Новые условия вознесли епископа Акакия Урюпинского и Ангорского в ранг сановника областной Администрации. В окружении богов местного Олимпа, он купается в лучах мирской славы, отделённый новым положением от нужд и забот своей паствы.
Устав РПЦ 2000 возлагает на епископа ответственность за соблюдение норм церковного права: «Епархиальный архиерей несёт ответственность за осуществление положений настоящего Устава, постановлений Соборов и священного Синода» [132].
Эта формальная ответственность не может осуществиться из-за отсутствия органа, контролирующего исполнительную власть. Природа исполнительной власти требует контроля за её законным употреблением.

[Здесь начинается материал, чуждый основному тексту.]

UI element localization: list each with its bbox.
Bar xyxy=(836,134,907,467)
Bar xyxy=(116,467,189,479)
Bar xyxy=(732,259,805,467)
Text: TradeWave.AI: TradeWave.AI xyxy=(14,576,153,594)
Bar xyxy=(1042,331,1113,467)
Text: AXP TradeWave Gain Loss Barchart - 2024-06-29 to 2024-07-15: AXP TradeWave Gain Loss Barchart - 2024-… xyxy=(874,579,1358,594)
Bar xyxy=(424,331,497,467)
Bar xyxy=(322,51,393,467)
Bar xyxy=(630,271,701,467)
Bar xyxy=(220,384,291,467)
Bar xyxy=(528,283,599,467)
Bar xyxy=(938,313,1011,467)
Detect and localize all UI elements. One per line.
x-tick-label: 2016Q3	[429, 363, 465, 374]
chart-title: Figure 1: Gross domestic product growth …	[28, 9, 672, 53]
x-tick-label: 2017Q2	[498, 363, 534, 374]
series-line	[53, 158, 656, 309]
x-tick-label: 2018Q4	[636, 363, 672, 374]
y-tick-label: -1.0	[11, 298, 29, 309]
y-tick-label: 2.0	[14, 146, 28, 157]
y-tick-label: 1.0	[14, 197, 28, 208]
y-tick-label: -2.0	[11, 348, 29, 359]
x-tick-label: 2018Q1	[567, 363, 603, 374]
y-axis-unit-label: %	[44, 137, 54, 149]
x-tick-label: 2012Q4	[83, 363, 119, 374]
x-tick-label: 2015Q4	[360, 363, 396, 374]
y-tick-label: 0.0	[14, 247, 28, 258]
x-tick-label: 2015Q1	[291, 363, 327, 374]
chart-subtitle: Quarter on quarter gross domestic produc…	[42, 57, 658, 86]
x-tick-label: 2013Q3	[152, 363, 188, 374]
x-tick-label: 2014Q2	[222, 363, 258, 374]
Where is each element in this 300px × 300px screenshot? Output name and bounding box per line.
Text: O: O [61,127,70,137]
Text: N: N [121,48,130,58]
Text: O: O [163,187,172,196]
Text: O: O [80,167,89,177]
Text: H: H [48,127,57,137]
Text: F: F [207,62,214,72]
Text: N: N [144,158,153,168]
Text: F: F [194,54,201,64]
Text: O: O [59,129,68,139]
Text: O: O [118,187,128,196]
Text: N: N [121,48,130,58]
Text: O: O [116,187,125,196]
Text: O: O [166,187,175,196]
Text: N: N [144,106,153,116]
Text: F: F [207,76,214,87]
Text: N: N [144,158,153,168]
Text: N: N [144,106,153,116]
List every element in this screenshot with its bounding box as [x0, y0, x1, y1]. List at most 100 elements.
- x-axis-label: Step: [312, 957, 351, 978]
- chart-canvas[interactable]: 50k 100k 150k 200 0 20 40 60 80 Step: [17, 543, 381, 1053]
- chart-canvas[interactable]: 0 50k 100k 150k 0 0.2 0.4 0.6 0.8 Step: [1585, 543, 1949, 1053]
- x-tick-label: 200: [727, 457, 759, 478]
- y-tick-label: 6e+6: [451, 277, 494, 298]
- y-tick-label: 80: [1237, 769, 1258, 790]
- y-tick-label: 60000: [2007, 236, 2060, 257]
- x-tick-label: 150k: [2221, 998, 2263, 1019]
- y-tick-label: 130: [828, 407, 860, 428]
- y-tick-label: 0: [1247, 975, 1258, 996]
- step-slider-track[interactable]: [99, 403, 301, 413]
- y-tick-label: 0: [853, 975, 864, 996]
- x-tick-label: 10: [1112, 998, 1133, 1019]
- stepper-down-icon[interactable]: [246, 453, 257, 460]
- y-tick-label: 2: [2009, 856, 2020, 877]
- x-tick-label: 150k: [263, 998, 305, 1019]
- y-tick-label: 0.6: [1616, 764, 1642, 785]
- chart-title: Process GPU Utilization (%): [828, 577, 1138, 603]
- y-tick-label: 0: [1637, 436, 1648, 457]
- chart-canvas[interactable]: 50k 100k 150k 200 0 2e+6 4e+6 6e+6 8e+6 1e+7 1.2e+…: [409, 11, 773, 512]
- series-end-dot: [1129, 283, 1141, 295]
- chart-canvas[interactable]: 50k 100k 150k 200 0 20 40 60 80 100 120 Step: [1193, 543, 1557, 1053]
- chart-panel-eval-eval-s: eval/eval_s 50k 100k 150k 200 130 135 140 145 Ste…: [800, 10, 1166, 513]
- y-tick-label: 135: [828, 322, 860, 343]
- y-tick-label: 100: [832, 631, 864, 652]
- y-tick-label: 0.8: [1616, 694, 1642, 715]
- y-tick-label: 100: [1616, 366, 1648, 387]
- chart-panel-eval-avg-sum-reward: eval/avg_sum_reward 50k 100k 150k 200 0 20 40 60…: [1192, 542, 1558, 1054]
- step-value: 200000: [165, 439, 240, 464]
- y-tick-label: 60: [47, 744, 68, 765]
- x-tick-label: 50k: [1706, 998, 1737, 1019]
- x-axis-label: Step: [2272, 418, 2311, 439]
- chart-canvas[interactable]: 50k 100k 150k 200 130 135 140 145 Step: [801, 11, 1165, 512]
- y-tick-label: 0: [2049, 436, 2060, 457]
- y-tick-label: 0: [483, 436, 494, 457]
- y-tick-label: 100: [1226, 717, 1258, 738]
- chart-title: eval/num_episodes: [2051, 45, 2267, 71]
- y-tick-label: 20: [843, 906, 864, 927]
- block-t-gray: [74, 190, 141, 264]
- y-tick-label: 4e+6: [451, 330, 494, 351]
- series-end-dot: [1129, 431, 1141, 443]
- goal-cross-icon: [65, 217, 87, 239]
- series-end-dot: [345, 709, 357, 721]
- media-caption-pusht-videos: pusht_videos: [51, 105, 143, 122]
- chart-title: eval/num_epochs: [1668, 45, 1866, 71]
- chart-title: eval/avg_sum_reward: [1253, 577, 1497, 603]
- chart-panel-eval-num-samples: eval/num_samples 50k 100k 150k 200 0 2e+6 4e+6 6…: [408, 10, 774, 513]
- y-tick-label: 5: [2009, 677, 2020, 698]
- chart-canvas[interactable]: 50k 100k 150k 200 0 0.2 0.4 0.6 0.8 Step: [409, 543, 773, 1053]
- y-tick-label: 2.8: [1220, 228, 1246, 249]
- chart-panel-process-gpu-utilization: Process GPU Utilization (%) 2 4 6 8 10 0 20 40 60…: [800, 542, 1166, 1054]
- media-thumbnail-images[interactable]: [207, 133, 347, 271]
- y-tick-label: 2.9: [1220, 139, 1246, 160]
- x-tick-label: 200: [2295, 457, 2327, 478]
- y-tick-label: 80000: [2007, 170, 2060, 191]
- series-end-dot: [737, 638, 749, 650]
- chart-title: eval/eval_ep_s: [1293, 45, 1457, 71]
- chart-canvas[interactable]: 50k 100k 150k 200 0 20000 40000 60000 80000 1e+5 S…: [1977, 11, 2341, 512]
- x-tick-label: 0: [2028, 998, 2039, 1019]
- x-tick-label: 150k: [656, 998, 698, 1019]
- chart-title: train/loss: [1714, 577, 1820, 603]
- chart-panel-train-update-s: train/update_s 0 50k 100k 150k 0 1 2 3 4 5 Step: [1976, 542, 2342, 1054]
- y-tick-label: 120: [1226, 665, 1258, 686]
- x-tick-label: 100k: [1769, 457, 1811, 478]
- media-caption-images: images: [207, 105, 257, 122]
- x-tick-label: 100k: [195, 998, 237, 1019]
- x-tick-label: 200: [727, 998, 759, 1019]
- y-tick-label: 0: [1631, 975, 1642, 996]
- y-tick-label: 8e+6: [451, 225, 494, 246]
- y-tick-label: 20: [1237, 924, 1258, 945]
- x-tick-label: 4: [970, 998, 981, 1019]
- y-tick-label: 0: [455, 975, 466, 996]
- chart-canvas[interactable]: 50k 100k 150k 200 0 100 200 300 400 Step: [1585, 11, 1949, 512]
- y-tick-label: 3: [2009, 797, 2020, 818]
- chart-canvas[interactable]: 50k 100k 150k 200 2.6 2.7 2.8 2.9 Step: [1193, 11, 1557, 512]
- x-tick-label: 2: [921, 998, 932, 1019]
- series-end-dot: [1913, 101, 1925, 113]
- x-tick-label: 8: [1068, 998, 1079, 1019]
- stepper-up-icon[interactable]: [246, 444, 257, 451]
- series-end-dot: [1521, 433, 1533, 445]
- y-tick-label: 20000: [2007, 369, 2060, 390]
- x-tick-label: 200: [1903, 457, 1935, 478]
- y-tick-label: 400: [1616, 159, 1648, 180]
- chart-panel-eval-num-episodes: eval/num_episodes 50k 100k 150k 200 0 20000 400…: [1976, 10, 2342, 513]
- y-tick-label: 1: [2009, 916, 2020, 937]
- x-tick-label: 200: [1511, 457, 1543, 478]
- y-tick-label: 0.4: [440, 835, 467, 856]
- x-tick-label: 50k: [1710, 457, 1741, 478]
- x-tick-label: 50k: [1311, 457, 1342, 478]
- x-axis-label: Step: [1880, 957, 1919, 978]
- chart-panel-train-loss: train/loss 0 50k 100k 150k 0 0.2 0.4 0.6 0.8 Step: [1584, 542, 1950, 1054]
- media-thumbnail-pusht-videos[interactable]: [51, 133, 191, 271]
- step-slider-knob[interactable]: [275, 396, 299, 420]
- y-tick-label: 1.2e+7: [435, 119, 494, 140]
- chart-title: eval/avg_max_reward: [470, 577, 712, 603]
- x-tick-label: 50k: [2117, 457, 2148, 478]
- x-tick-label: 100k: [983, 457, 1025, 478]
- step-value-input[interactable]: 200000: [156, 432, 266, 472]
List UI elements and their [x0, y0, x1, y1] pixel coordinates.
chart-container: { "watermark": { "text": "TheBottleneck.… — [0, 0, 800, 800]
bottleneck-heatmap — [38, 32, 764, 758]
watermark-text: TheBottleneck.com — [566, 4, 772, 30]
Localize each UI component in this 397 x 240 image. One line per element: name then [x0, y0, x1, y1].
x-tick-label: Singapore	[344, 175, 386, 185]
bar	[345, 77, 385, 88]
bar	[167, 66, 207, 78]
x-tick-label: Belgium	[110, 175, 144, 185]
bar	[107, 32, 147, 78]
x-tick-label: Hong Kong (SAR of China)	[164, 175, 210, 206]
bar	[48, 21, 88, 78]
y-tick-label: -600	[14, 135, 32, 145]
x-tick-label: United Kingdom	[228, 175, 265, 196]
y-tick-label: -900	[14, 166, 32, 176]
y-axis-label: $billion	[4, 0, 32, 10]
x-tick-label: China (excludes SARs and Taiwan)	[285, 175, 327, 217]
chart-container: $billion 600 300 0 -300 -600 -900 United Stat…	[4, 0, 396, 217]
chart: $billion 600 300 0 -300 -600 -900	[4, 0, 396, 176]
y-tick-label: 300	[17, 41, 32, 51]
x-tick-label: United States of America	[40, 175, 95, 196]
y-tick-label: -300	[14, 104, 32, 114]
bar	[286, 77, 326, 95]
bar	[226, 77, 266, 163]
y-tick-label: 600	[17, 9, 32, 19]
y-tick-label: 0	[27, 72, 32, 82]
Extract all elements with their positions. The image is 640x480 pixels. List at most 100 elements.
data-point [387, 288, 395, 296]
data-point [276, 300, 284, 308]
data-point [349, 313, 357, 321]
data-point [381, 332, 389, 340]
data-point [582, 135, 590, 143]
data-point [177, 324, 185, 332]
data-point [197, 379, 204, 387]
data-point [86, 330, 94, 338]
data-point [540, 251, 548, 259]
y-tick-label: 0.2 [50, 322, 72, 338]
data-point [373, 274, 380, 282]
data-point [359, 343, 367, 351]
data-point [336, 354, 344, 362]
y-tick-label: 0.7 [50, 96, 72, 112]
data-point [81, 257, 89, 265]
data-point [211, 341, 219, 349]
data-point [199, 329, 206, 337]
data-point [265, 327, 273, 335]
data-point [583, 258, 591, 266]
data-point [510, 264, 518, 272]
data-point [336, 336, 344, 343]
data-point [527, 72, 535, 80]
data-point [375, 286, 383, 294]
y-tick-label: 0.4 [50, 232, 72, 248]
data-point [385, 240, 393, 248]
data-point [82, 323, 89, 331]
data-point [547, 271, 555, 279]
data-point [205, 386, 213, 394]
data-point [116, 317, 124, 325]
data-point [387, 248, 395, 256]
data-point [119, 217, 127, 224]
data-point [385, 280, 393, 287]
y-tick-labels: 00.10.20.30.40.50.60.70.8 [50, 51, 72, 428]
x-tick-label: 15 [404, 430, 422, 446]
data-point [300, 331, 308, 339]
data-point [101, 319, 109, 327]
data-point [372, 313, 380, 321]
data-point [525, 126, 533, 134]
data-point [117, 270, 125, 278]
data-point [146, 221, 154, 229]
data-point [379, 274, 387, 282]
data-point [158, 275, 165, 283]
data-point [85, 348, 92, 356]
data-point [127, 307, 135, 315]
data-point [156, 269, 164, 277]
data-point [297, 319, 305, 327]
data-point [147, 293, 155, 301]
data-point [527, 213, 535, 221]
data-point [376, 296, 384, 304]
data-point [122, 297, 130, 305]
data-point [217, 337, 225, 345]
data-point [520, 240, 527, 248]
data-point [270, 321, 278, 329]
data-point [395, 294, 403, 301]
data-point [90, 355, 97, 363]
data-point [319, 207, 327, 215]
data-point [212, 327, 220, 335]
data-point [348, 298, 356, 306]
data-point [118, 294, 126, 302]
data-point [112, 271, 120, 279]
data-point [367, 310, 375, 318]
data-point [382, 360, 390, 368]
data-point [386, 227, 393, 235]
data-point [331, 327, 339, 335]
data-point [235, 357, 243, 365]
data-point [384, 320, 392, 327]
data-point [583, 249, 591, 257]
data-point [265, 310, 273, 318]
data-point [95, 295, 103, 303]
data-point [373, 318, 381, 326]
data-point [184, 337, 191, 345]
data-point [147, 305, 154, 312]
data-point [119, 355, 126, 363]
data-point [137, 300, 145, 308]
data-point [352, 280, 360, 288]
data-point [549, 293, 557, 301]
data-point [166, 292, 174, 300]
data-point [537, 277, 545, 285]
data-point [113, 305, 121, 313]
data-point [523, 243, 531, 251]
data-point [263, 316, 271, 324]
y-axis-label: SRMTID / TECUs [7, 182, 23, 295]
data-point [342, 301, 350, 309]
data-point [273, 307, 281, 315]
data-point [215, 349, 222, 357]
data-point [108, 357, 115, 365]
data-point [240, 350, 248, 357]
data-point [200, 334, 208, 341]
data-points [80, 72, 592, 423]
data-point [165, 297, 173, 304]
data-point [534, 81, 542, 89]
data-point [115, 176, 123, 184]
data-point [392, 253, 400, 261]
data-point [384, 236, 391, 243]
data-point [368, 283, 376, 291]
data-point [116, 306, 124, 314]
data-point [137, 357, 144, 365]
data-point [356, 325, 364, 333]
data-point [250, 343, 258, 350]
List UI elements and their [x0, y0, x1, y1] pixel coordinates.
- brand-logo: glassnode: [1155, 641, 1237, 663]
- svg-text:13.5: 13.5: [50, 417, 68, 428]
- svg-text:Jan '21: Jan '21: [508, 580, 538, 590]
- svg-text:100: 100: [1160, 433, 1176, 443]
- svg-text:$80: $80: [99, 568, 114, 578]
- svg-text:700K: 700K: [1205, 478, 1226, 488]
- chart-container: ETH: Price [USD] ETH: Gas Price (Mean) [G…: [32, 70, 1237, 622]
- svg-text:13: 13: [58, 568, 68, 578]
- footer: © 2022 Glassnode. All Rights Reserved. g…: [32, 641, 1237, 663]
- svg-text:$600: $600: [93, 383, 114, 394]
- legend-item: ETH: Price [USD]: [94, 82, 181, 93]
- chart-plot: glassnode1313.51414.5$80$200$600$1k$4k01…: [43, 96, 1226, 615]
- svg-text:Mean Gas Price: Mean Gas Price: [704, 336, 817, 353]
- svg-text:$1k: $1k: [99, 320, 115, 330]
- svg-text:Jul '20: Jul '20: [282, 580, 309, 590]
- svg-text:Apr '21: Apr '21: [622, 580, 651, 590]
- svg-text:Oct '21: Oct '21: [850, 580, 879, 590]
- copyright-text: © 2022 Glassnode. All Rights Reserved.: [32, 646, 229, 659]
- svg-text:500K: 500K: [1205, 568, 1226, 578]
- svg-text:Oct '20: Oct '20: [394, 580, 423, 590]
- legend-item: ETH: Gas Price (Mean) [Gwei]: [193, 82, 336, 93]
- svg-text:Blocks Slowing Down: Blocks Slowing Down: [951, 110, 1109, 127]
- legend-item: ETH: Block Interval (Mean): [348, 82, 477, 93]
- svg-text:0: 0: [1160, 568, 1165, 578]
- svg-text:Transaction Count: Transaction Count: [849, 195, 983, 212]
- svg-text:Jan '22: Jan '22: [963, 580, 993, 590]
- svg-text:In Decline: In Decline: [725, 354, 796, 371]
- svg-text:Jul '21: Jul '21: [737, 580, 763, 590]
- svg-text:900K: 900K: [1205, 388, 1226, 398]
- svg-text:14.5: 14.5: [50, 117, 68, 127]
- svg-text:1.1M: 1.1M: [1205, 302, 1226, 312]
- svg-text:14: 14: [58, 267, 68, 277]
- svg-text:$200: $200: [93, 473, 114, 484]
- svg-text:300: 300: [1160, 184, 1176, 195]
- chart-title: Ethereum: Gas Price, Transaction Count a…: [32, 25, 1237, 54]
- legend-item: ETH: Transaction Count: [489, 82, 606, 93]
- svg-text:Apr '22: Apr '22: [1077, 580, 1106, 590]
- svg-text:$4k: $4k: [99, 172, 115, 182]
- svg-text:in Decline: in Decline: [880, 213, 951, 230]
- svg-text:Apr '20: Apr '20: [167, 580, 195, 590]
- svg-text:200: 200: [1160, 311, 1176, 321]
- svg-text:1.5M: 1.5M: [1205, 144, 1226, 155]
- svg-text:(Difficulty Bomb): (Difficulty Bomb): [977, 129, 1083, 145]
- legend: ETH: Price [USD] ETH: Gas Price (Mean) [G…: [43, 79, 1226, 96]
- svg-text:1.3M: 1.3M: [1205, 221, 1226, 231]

Вне такого контроля исполнительная власть становится самодержавной: «Русская земля держится Божиим благословением, молитвами Пресвятыя Богородицы, да нами, своими государями, а не судьями, воеводами и стратигами. А холопов своих мы вольны жаловать, а вольны же и казнити» [133].
Произвол авторитарной власти выражает торжество индивидуализма над личностью, которая принимает на себя ответственность за поступки и становится заложницей собственной добросовестности и верности.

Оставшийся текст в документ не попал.